In discussing his title role in The Bird Man of Alcatraz, Lancaster expressed his critical view of America’s prison system. Lancaster confirmed that the film presented “the question whether or not prison serves any purpose at all, in terms of even protecting society and, certainly, what does it ever do for those who are the inmates of prisons.” Lancaster clarified his position by branding rehabilitation as a “ridiculous word, because it simply does not occur.” Known for his strong stance on social issues, from supporting the civil rights movement early in his career to his fight for AIDS awareness later in life, Lancaster was never afraid to be vocal on important topics when it was considered unfashionable to do so.

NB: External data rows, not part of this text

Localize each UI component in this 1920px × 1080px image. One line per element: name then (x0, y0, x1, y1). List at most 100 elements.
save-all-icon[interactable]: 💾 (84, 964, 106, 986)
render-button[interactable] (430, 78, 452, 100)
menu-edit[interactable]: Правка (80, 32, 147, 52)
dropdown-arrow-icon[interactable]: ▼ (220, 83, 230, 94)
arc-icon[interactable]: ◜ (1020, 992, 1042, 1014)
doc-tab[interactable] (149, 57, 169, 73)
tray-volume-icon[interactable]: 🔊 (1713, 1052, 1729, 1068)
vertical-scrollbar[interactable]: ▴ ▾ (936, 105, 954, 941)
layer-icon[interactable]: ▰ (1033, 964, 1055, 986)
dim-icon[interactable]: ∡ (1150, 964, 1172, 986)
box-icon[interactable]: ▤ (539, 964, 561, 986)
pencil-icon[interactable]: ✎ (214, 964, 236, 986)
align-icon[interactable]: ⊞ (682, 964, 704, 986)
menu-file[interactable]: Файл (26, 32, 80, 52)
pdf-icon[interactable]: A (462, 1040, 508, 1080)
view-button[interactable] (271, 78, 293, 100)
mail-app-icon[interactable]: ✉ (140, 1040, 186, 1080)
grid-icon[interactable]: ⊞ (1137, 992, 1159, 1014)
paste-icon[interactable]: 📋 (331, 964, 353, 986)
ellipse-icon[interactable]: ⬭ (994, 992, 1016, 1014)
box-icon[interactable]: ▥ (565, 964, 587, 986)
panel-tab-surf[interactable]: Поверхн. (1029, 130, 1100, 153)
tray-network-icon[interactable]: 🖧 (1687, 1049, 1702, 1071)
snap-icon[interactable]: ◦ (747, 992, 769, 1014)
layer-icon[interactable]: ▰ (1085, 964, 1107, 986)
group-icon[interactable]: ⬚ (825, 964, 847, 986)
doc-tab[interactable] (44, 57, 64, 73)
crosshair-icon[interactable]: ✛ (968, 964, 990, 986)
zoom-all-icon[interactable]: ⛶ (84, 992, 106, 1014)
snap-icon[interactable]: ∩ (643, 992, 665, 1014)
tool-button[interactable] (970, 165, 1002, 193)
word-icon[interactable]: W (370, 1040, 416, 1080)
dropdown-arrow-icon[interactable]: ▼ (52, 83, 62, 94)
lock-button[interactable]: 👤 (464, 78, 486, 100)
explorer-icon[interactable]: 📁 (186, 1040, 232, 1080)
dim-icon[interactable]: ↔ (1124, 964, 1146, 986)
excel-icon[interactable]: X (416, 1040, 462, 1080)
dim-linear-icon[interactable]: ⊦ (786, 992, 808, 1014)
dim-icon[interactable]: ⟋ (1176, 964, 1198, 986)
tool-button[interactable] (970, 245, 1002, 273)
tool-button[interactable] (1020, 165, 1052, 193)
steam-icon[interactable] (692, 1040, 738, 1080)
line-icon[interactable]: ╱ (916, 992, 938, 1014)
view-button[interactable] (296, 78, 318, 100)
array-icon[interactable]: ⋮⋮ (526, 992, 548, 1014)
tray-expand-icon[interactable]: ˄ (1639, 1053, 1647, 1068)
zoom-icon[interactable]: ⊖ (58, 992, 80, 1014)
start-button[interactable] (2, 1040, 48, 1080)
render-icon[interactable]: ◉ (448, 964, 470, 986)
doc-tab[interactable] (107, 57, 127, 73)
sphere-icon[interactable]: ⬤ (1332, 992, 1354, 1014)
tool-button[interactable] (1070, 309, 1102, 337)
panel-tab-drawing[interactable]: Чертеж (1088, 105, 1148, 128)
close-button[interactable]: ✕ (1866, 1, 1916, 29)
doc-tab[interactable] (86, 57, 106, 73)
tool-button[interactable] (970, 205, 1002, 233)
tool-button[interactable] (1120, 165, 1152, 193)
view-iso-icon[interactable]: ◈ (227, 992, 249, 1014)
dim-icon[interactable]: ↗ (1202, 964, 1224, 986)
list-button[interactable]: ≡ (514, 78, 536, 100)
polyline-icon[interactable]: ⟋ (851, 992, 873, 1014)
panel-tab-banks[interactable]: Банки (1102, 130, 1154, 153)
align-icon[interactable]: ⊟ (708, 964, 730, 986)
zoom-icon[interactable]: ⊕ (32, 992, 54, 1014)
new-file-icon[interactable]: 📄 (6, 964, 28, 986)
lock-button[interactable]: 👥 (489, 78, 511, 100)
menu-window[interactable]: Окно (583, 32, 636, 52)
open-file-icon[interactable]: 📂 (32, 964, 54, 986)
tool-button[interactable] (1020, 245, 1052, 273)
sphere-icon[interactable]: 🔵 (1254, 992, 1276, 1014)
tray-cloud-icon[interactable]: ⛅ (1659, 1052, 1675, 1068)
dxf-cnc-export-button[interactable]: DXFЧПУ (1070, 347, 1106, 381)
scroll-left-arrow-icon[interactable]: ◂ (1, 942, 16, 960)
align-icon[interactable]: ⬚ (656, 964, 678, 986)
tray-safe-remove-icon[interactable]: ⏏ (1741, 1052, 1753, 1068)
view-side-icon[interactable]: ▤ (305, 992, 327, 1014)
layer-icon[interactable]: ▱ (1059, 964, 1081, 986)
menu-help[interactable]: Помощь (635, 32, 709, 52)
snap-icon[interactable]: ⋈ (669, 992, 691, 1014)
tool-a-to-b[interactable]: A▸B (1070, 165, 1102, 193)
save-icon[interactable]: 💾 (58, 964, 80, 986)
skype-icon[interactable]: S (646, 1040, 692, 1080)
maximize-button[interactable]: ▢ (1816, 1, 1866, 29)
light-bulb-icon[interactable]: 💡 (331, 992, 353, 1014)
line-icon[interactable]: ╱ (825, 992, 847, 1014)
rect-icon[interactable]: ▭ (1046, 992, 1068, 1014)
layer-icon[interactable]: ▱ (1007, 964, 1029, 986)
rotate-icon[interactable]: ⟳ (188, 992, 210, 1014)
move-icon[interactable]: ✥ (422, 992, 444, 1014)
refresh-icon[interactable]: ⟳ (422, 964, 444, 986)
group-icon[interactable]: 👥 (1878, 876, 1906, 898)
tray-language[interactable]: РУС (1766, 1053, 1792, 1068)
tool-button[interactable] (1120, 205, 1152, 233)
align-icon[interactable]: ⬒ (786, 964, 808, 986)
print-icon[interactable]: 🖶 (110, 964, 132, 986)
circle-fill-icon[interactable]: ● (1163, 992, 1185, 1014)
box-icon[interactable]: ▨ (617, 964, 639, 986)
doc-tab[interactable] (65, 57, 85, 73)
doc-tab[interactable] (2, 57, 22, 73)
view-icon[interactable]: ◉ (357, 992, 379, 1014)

While the tribute celebrated Lancaster’s illustrious career, the event was not just about looking back at the past glories of an aging screen idol. Three decades after his first film Lancaster was still able to hold intrigue over filmgoers with his upcoming projects. Audience members attempted to squeeze revelations about Bernardo Bertolucci’s 1900 from the star. Still unseen in the U.S. at the time, the film was rumored to be a masterpiece. Lancaster gushed, “Bertolucci is just brilliant. . . . I understand it is a magnificent film and I would be very surprised if it wasn’t.” The audience was enthralled as Lancaster discussed his role in the controversial scene that prompted Italian censors to temporarily ban the film. He played a “very old bumbling man of 80 who attempts to rape a little girl and who is totally incapable, totally impotent, and whose whole life becomes a kind of impotency.” For a career that will always be remembered by action roles that epitomized masculinity and sex appeal, Lancaster was unafraid to challenge his well-established image by pursuing roles that portrayed the dark side of sexual desire. Lancaster’s role in 1900 remained the buzz of the evening, carrying into the newspaper headlines of the following day where San Franciscans eagerly anticipated Lancaster’s return in his next Italian epic.